I reached into my inside pocket and took out the envelope that Healy had given me containing DeSpain's file. I tossed it on the desk between us. DeSpain looked down at it, at the Department of Public Safety return address. He picked it up, slowly, and took his hand away from the back of his neck, slowly, and opened the envelope, slowly, and took out the file, and unfolded it, and read it, slowly. We were in no hurry, DeSpain and I. Port City was eternal and there was no reason to rush. DeSpain looked carefully at the photocopy of his record with the state police, at the copy of the sexual harassment complaint filed by Victor Quagliosi, Esq. on behalf of Jocelyn Colby, which was attached. He read, though he probably could recite it, his letter of resignation, also attached.
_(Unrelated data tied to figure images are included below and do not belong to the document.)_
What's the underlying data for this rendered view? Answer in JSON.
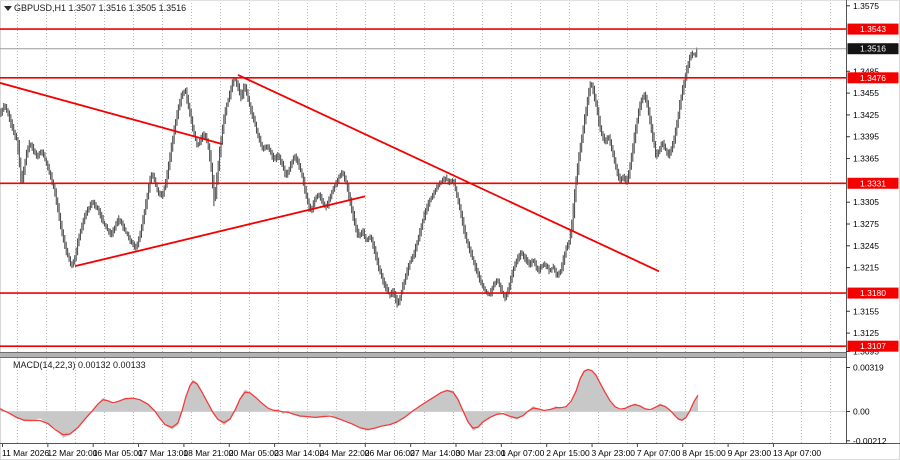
{
  "window": {
    "app": "trading-terminal",
    "chart_title": "GBPUSD,H1 1.3507 1.3516 1.3505 1.3516"
  },
  "chart_data": {
    "type": "candlestick",
    "symbol": "GBPUSD",
    "timeframe": "H1",
    "title_text": "GBPUSD,H1 1.3507 1.3516 1.3505 1.3516",
    "ohlc": {
      "open": "1.3507",
      "high": "1.3516",
      "low": "1.3505",
      "close": "1.3516"
    },
    "current_price": 1.3516,
    "price_axis": {
      "ylim": [
        1.3099,
        1.3583
      ],
      "visible_ticks": [
        1.3575,
        1.3485,
        1.3455,
        1.3425,
        1.3395,
        1.3365,
        1.3305,
        1.3275,
        1.3245,
        1.3215,
        1.3155,
        1.3125,
        1.3095
      ]
    },
    "horizontal_levels": [
      1.3543,
      1.3476,
      1.3331,
      1.318,
      1.3107
    ],
    "trend_lines": [
      {
        "x1": 0,
        "p1": 1.3469,
        "x2": 222,
        "p2": 1.3385
      },
      {
        "x1": 238,
        "p1": 1.348,
        "x2": 659,
        "p2": 1.321
      },
      {
        "x1": 75,
        "p1": 1.3217,
        "x2": 365,
        "p2": 1.3313
      }
    ],
    "price_path": [
      [
        0,
        1.3425
      ],
      [
        5,
        1.3438
      ],
      [
        10,
        1.3421
      ],
      [
        14,
        1.3401
      ],
      [
        18,
        1.339
      ],
      [
        22,
        1.3331
      ],
      [
        26,
        1.3363
      ],
      [
        30,
        1.3388
      ],
      [
        34,
        1.3377
      ],
      [
        38,
        1.3367
      ],
      [
        42,
        1.3377
      ],
      [
        46,
        1.3363
      ],
      [
        50,
        1.3346
      ],
      [
        54,
        1.3328
      ],
      [
        58,
        1.3301
      ],
      [
        62,
        1.3267
      ],
      [
        66,
        1.3242
      ],
      [
        70,
        1.3225
      ],
      [
        73,
        1.3217
      ],
      [
        76,
        1.3232
      ],
      [
        80,
        1.326
      ],
      [
        84,
        1.328
      ],
      [
        88,
        1.3294
      ],
      [
        93,
        1.3305
      ],
      [
        98,
        1.3297
      ],
      [
        103,
        1.328
      ],
      [
        108,
        1.3267
      ],
      [
        112,
        1.326
      ],
      [
        116,
        1.3272
      ],
      [
        120,
        1.3283
      ],
      [
        124,
        1.3269
      ],
      [
        128,
        1.326
      ],
      [
        132,
        1.3249
      ],
      [
        136,
        1.3242
      ],
      [
        140,
        1.3255
      ],
      [
        144,
        1.3283
      ],
      [
        148,
        1.3315
      ],
      [
        152,
        1.3346
      ],
      [
        155,
        1.3335
      ],
      [
        158,
        1.3322
      ],
      [
        162,
        1.3312
      ],
      [
        166,
        1.3328
      ],
      [
        170,
        1.3363
      ],
      [
        174,
        1.3397
      ],
      [
        178,
        1.3429
      ],
      [
        182,
        1.3451
      ],
      [
        186,
        1.3459
      ],
      [
        189,
        1.3438
      ],
      [
        192,
        1.3415
      ],
      [
        195,
        1.3397
      ],
      [
        198,
        1.3383
      ],
      [
        201,
        1.339
      ],
      [
        204,
        1.34
      ],
      [
        207,
        1.3393
      ],
      [
        210,
        1.3374
      ],
      [
        213,
        1.3338
      ],
      [
        215,
        1.3304
      ],
      [
        218,
        1.3346
      ],
      [
        221,
        1.3382
      ],
      [
        224,
        1.3415
      ],
      [
        227,
        1.3438
      ],
      [
        230,
        1.3451
      ],
      [
        233,
        1.347
      ],
      [
        236,
        1.3476
      ],
      [
        239,
        1.3462
      ],
      [
        242,
        1.3447
      ],
      [
        245,
        1.3467
      ],
      [
        248,
        1.3451
      ],
      [
        251,
        1.3434
      ],
      [
        255,
        1.3415
      ],
      [
        259,
        1.3396
      ],
      [
        263,
        1.3377
      ],
      [
        267,
        1.3383
      ],
      [
        271,
        1.3374
      ],
      [
        275,
        1.3363
      ],
      [
        279,
        1.337
      ],
      [
        283,
        1.3356
      ],
      [
        287,
        1.3339
      ],
      [
        291,
        1.3355
      ],
      [
        295,
        1.3368
      ],
      [
        299,
        1.3359
      ],
      [
        303,
        1.3341
      ],
      [
        307,
        1.3313
      ],
      [
        311,
        1.3291
      ],
      [
        315,
        1.3306
      ],
      [
        319,
        1.3317
      ],
      [
        323,
        1.3306
      ],
      [
        327,
        1.3297
      ],
      [
        331,
        1.3313
      ],
      [
        335,
        1.3327
      ],
      [
        339,
        1.3338
      ],
      [
        343,
        1.3346
      ],
      [
        347,
        1.3331
      ],
      [
        351,
        1.3305
      ],
      [
        355,
        1.3278
      ],
      [
        359,
        1.3257
      ],
      [
        363,
        1.3267
      ],
      [
        367,
        1.3251
      ],
      [
        371,
        1.326
      ],
      [
        375,
        1.324
      ],
      [
        379,
        1.3217
      ],
      [
        383,
        1.3199
      ],
      [
        387,
        1.3185
      ],
      [
        391,
        1.3176
      ],
      [
        394,
        1.3184
      ],
      [
        398,
        1.3162
      ],
      [
        402,
        1.3181
      ],
      [
        406,
        1.3202
      ],
      [
        410,
        1.3221
      ],
      [
        414,
        1.3231
      ],
      [
        418,
        1.3251
      ],
      [
        422,
        1.3272
      ],
      [
        426,
        1.3293
      ],
      [
        430,
        1.3306
      ],
      [
        434,
        1.3317
      ],
      [
        438,
        1.3327
      ],
      [
        442,
        1.3334
      ],
      [
        446,
        1.3339
      ],
      [
        450,
        1.3331
      ],
      [
        454,
        1.3334
      ],
      [
        458,
        1.3313
      ],
      [
        462,
        1.3286
      ],
      [
        466,
        1.3258
      ],
      [
        470,
        1.324
      ],
      [
        474,
        1.3224
      ],
      [
        478,
        1.3207
      ],
      [
        482,
        1.3194
      ],
      [
        486,
        1.3183
      ],
      [
        490,
        1.3176
      ],
      [
        494,
        1.319
      ],
      [
        498,
        1.3199
      ],
      [
        502,
        1.3183
      ],
      [
        506,
        1.3172
      ],
      [
        510,
        1.319
      ],
      [
        514,
        1.3213
      ],
      [
        518,
        1.3227
      ],
      [
        522,
        1.3235
      ],
      [
        526,
        1.3227
      ],
      [
        530,
        1.3217
      ],
      [
        534,
        1.3227
      ],
      [
        538,
        1.321
      ],
      [
        542,
        1.3217
      ],
      [
        546,
        1.3221
      ],
      [
        550,
        1.321
      ],
      [
        554,
        1.3217
      ],
      [
        558,
        1.3203
      ],
      [
        562,
        1.3213
      ],
      [
        566,
        1.3238
      ],
      [
        570,
        1.3251
      ],
      [
        573,
        1.3279
      ],
      [
        576,
        1.3327
      ],
      [
        579,
        1.3361
      ],
      [
        582,
        1.3389
      ],
      [
        585,
        1.3416
      ],
      [
        588,
        1.3444
      ],
      [
        591,
        1.3471
      ],
      [
        594,
        1.3458
      ],
      [
        597,
        1.3437
      ],
      [
        600,
        1.3412
      ],
      [
        603,
        1.3396
      ],
      [
        606,
        1.3386
      ],
      [
        609,
        1.3396
      ],
      [
        612,
        1.3382
      ],
      [
        615,
        1.3361
      ],
      [
        618,
        1.3345
      ],
      [
        621,
        1.3334
      ],
      [
        624,
        1.3341
      ],
      [
        627,
        1.3331
      ],
      [
        630,
        1.3348
      ],
      [
        633,
        1.3375
      ],
      [
        636,
        1.3403
      ],
      [
        639,
        1.3427
      ],
      [
        642,
        1.3447
      ],
      [
        645,
        1.3455
      ],
      [
        648,
        1.3437
      ],
      [
        651,
        1.3416
      ],
      [
        654,
        1.3389
      ],
      [
        657,
        1.3368
      ],
      [
        660,
        1.3375
      ],
      [
        663,
        1.3389
      ],
      [
        666,
        1.3378
      ],
      [
        669,
        1.3368
      ],
      [
        672,
        1.3378
      ],
      [
        675,
        1.3392
      ],
      [
        678,
        1.3416
      ],
      [
        681,
        1.3444
      ],
      [
        684,
        1.3465
      ],
      [
        687,
        1.3485
      ],
      [
        690,
        1.3502
      ],
      [
        693,
        1.351
      ],
      [
        696,
        1.3506
      ],
      [
        698,
        1.3516
      ]
    ],
    "time_axis": {
      "labels": [
        "11 Mar 2026",
        "12 Mar 20:00",
        "16 Mar 05:00",
        "17 Mar 13:00",
        "18 Mar 21:00",
        "20 Mar 05:00",
        "23 Mar 14:00",
        "24 Mar 22:00",
        "26 Mar 06:00",
        "27 Mar 14:00",
        "30 Mar 23:00",
        "1 Apr 07:00",
        "2 Apr 15:00",
        "3 Apr 23:00",
        "7 Apr 07:00",
        "8 Apr 15:00",
        "9 Apr 23:00",
        "13 Apr 07:00"
      ]
    },
    "macd": {
      "label": "MACD(14,22,3) 0.00132 0.00133",
      "name": "MACD",
      "params": "14,22,3",
      "values": [
        "0.00132",
        "0.00133"
      ],
      "ylim": [
        -0.00228,
        0.00388
      ],
      "axis_ticks": [
        {
          "label": "0.00319",
          "value": 0.00319
        },
        {
          "label": "0.00",
          "value": 0
        },
        {
          "label": "-0.00212",
          "value": -0.00212
        }
      ],
      "path": [
        [
          0,
          0.0003
        ],
        [
          8,
          -0.0001
        ],
        [
          16,
          -0.0004
        ],
        [
          24,
          -0.0007
        ],
        [
          32,
          -0.0007
        ],
        [
          40,
          -0.0005
        ],
        [
          48,
          -0.0009
        ],
        [
          55,
          -0.0012
        ],
        [
          63,
          -0.0019
        ],
        [
          70,
          -0.0017
        ],
        [
          78,
          -0.0012
        ],
        [
          85,
          -0.0005
        ],
        [
          92,
          0.0
        ],
        [
          98,
          0.0006
        ],
        [
          103,
          0.001
        ],
        [
          108,
          0.0008
        ],
        [
          113,
          0.0005
        ],
        [
          118,
          0.0007
        ],
        [
          125,
          0.001
        ],
        [
          133,
          0.001
        ],
        [
          140,
          0.0009
        ],
        [
          148,
          0.0006
        ],
        [
          155,
          0.0
        ],
        [
          160,
          -0.0005
        ],
        [
          165,
          -0.001
        ],
        [
          172,
          -0.0013
        ],
        [
          178,
          -0.001
        ],
        [
          182,
          0.0
        ],
        [
          186,
          0.0012
        ],
        [
          190,
          0.002
        ],
        [
          193,
          0.0023
        ],
        [
          197,
          0.0021
        ],
        [
          202,
          0.0015
        ],
        [
          208,
          0.0005
        ],
        [
          213,
          -0.0001
        ],
        [
          218,
          -0.0006
        ],
        [
          224,
          -0.001
        ],
        [
          230,
          -0.0006
        ],
        [
          235,
          0.0
        ],
        [
          240,
          0.001
        ],
        [
          245,
          0.0016
        ],
        [
          250,
          0.0014
        ],
        [
          256,
          0.001
        ],
        [
          262,
          0.0006
        ],
        [
          268,
          0.0002
        ],
        [
          273,
          0.0
        ],
        [
          278,
          0.0002
        ],
        [
          283,
          -0.0002
        ],
        [
          288,
          0.0001
        ],
        [
          293,
          -0.0002
        ],
        [
          300,
          -0.0004
        ],
        [
          308,
          -0.0003
        ],
        [
          315,
          -0.0005
        ],
        [
          322,
          -0.0004
        ],
        [
          330,
          -0.0002
        ],
        [
          337,
          -0.0005
        ],
        [
          345,
          -0.0007
        ],
        [
          353,
          -0.0009
        ],
        [
          360,
          -0.0012
        ],
        [
          368,
          -0.0014
        ],
        [
          375,
          -0.0012
        ],
        [
          382,
          -0.001
        ],
        [
          390,
          -0.001
        ],
        [
          397,
          -0.0008
        ],
        [
          405,
          -0.0004
        ],
        [
          412,
          0.0
        ],
        [
          420,
          0.0004
        ],
        [
          428,
          0.0008
        ],
        [
          435,
          0.0011
        ],
        [
          441,
          0.0014
        ],
        [
          447,
          0.0016
        ],
        [
          453,
          0.0015
        ],
        [
          458,
          0.001
        ],
        [
          463,
          0.0
        ],
        [
          468,
          -0.0008
        ],
        [
          473,
          -0.0014
        ],
        [
          478,
          -0.0012
        ],
        [
          483,
          -0.0007
        ],
        [
          490,
          -0.0004
        ],
        [
          497,
          -0.0002
        ],
        [
          503,
          0.0
        ],
        [
          510,
          -0.0004
        ],
        [
          517,
          -0.0006
        ],
        [
          523,
          -0.0003
        ],
        [
          528,
          0.0
        ],
        [
          533,
          0.0004
        ],
        [
          538,
          0.0002
        ],
        [
          544,
          0.0
        ],
        [
          550,
          0.0001
        ],
        [
          556,
          0.0004
        ],
        [
          561,
          0.0002
        ],
        [
          566,
          0.0003
        ],
        [
          571,
          0.0006
        ],
        [
          576,
          0.0014
        ],
        [
          580,
          0.0025
        ],
        [
          584,
          0.003
        ],
        [
          588,
          0.0031
        ],
        [
          592,
          0.003
        ],
        [
          596,
          0.0027
        ],
        [
          600,
          0.0021
        ],
        [
          605,
          0.0014
        ],
        [
          610,
          0.0007
        ],
        [
          615,
          0.0003
        ],
        [
          620,
          0.0001
        ],
        [
          625,
          0.0002
        ],
        [
          630,
          0.0004
        ],
        [
          635,
          0.0006
        ],
        [
          640,
          0.0004
        ],
        [
          645,
          0.0002
        ],
        [
          650,
          0.0
        ],
        [
          655,
          0.0003
        ],
        [
          660,
          0.0006
        ],
        [
          665,
          0.0004
        ],
        [
          670,
          0.0001
        ],
        [
          674,
          -0.0002
        ],
        [
          678,
          -0.0006
        ],
        [
          682,
          -0.0007
        ],
        [
          686,
          -0.0005
        ],
        [
          690,
          0.0
        ],
        [
          694,
          0.0008
        ],
        [
          698,
          0.0013
        ]
      ]
    },
    "colors": {
      "level_line": "#f50000",
      "trend_line": "#f50000",
      "candle": "#4e4e4e",
      "grid": "#bbbbbb",
      "current_line": "#9a9a9a",
      "current_label_bg": "#141414",
      "level_label_bg": "#f50000",
      "macd_fill": "#c8c8c8",
      "macd_line": "#f43b3b",
      "axis_text": "#000000"
    }
  }
}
When he was through, he evened the papers out, folded them carefully back the way they had been, and put them in their envelope. He slid the envelope back across the desk toward me. I took it and put it back in my pocket. DeSpain leaned back in his swivel chair and folded his arms and looked straight at me.
'So?'
'You want to talk about Jocelyn?' I said.
'What's to say?'
'She's crazy,' I said.
'Yeah,' DeSpain said and his voice still seemed to rumble up from a place far down.
'She is.'
I didn't say anything. DeSpain looked at me. There were deep grooves running from the wings of his nose to the corners of his mouth. I could hear his breath going in and out, slowly. He unfolded his arms, and rested his chin on his left hand, the elbow on the chair arm, the thumb beneath the chin, the knuckle of the forefinger pressed against his upper lip. He puffed his cheeks and blew small puffs of air past his loosely closed lips.
It made a small popping sound.
'She was crazy when I met her,' DeSpain said.